On Tue, November 27, 2012 5:14 pm, Jay F Shachter wrote:
> Gentlemen:
>
> (I would write, "Ladies and Gentlemen", if there were any ladies in
> our little group, but there are none.  There are only men.  But you
> are, every one of you, in my eyes, a gentleman.)
>
> This is a recurring problem to which I have found no solution.  I
> have, in fact, mentioned it once before at one of our meetings, but I
> was given no answer, but, rather, I was told to seek my answer among
> the search engines.  There is, alas, no answer to be found among the
> search engines, nor has reading the fabulous manual brought me any
> closer to a solution.  I hope that the combined wisdom and experience
> of the readership of this mailing list will yield an answer where none
> has hitherto been found.
>
> This is the scenario: I login to m5, which is the computer on which I
> do most of my work.  There are, however, other computers in the
> Shachter Computer Labs, to which I distribute some of my work: norman,
> nomad, vaal, landru, and roc.  Thus, I run chrome on norman, and gimp
> on roc, and pidgin on nomad.  Each of those applications runs with
> DISPLAY=m5:0 so they take their keyboard and mouse input from m5 and
> draw on the m5 display, but some of the burden on the cpu and on the
> memory of m5 is reduced, in exchange for which the Xorg server on m5
> has to respond to clients communicating to it thru a TCP/IP socket
> rather than thru a local Unix-domain socket, but this is a small price
> to pay.  I also keep a gnome-terminal window up on each of those
> remote computers, with DISPLAY=m5:0, so I can execute commands on each
> of my remote computers without leaving my station in front of m5.
>
> Now suppose one of these remote machines crashes, but m5 does not.
> This happens relatively often, because m5 is on its own circuit
> breaker, whereas the other computers share a circuit breaker with
> other household applicances, and sometimes the electricity goes out on
> that circuit breaker, while the electric supply to m5 is uninterrupted.
> This is, then, what happens, after the remote machine reboots, and I
> want to re-connect to it:
>
>  $ ssh nomad
>  Warning: Permanently added 'nomad' (RSA) to the list of known hosts.
>  jay at nomad's password:
>  Last login: Tue Nov 20 15:47:03 2012 from m5
>  [jay at nomad ~]$ export DISPLAY=m5:0
>  [jay at nomad ~]$ gnome-terminal &
>  [1] 2860
>  [jay at nomad ~]$ Failed to get the session bus: Failed to connect to socket
> /tmp/dbus-VSgG90UqPG: Connection refused
>  Falling back to non-factory mode.
>  Failed to summon the GConf demon; exiting.  Failed to contact
> configuration server; some possible causes are that you need to enable
> TCP/IP networking for ORBit, or you have stale NFS locks due to a system
> crash.
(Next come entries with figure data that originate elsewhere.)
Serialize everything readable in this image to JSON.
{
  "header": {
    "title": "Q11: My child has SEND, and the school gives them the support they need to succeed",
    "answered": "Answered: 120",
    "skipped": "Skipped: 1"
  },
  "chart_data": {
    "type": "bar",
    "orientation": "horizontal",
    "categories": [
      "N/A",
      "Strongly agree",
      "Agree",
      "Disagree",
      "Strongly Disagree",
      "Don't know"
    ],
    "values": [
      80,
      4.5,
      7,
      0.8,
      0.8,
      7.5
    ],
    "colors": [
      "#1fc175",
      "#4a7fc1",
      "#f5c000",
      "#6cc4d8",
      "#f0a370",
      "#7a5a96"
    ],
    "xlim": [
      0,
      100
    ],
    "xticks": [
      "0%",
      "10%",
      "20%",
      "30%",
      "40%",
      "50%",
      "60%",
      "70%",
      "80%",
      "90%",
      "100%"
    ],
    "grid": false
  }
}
See http://projects.gnome.org/gconf/ for information. (Details -
> 1: Failed to get connection to session: Failed to connect to socket
> /tmp/dbus-VSgG90UqPG: Connection refused)
>
>  [1]+  Exit 1                  gnome-terminal
>
>
> If nomad (or norman, or landru, or any other computer) crashes while
> there is a gnome-terminal session running, displaying to m5:0, then I
> cannot run gnome-terminal on that machine, displaying to m5:0, after
> the remote machine reboots, unless I log out as "jay" from m5, and
> then log in again.  This is inconvenient.  There must be a way to
> clean up the traces of the previous, pre-crash gnome-terminal session
> without logging out and then logging in again on m5.  What is the way?
> (Lest you be tempted by the obvious, I did indeed connect my browser
> to http://projects.gnome.org/gconf/ for information, but found none.)
> I thank you in advance for any and all replies.
>

I think the best answer would be to improve the power. It doesn't seem
appropriate to have computers crashing because of bad circuits.

Dumb questions, which may or may not help:

- Do you have to actually reboot, or can you just log off and log on again?

- Have you investigated to see if there is still a socket open, and looked
at ways to "flush" those?  (I'm only vaguely aware of what I'm talking
about here, but if it thinks there is a connection that is stale,
"flushing" the connections might help.

- Have you tried posting this message to one of the Gnome lists?